I “created” this one for a homegrown talent show in my community, in which I was invited to demonstrate my, um, “talent” in mixology at halftime of the festivities.
You’ve reached a sad point in life when your most recognizable skill involves alcoholic beverages.
And yet, here I am. Best to make the most of any opportunity life hands you, I say.
The Bijou: A jewel. A really big jewel
Since “Carderock’s Got Talent” was a song-dance-performance event, I searched for “theatrical” allusions in the cocktail canon. This led me quickly to a pre-Prohibition classic called the Bijou. Early in this century “Bijou,” a French word meaning “jewel,” was a common name for a town’s theater.

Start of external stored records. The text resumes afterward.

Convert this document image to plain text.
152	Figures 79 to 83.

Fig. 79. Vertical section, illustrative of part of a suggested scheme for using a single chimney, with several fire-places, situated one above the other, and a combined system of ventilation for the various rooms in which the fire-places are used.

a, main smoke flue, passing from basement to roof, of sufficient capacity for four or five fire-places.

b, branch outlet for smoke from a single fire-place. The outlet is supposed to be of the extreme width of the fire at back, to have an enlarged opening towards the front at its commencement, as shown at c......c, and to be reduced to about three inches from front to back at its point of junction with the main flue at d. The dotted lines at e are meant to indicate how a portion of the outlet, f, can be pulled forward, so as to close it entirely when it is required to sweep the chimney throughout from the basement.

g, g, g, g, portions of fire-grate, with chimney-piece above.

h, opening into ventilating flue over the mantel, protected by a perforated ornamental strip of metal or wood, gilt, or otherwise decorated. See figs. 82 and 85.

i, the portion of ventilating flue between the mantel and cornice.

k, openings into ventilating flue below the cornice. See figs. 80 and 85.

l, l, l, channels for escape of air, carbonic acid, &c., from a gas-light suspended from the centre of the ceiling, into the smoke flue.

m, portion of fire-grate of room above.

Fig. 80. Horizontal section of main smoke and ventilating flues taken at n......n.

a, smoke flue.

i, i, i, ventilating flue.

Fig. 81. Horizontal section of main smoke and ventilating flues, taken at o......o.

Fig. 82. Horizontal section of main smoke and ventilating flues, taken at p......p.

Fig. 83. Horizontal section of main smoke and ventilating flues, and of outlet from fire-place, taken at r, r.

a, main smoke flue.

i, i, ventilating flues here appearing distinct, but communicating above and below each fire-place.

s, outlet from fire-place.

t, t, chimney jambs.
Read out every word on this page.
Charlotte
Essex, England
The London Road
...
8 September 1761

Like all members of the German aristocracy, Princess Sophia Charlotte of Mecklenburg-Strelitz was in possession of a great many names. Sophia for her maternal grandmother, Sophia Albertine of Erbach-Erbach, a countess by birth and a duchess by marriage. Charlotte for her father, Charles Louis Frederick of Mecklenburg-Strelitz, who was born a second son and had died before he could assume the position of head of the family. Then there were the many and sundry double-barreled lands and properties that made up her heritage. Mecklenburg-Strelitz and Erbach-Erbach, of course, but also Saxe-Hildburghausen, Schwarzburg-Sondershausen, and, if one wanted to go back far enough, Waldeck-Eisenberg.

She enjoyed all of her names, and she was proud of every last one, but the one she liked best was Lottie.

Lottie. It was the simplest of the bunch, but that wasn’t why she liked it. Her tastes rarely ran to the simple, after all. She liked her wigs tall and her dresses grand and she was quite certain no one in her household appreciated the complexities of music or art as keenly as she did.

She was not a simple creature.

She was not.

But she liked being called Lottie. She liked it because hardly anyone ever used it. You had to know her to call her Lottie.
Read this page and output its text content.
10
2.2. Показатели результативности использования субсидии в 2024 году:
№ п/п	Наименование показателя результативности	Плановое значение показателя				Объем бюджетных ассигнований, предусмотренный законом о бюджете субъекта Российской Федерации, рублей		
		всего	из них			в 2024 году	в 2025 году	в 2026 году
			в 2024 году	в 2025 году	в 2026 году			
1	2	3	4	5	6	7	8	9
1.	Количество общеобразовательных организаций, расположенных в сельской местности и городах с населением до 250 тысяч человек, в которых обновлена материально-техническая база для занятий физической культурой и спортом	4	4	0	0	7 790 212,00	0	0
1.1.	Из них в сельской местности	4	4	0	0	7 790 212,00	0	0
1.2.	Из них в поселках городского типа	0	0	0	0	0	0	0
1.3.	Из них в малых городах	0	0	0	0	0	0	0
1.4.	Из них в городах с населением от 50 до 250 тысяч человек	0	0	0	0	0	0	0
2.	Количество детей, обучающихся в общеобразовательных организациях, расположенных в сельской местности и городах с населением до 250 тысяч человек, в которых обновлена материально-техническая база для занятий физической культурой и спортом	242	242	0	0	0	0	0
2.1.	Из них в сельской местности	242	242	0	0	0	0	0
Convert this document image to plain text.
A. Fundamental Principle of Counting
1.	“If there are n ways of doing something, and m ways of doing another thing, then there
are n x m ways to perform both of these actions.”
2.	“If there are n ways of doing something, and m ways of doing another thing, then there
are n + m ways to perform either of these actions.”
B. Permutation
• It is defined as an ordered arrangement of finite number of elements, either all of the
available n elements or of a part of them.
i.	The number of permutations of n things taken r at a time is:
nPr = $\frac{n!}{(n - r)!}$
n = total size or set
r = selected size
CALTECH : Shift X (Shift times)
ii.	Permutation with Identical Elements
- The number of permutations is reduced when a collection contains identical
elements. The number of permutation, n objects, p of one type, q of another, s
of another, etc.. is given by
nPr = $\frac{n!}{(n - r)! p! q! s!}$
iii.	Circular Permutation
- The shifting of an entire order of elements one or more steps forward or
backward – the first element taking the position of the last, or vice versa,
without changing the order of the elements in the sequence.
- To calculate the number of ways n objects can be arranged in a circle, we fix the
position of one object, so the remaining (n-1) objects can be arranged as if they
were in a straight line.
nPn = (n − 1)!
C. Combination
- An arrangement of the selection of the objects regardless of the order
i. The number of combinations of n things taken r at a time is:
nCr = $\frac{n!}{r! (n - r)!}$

The Bijou cocktail, debuted in the 1880s, was given the name because its high dose of Green Chartreuse gave the drink a hue of a dusky emerald.
Problem is: The original Bijou is a snoutful, intensely herbal from the Chartreuse, busy with the cutting notes of gin, fragrant with vermouth. Some say it disappeared with Prohibition not because it was forgotten but because it was too intense, as tastes drifted to simpler settings for gin, like a Martini.

A more accessible jewel?
But this was for a community event, where palates probably were more used to TGIFridays’ beverage menu than, say, that of a grand hotel bar filled with robber barons and their retainers.
Could I turn this big, uncompromising classic into something suburban showgoers might enjoy sippin? Let’s see, shall we?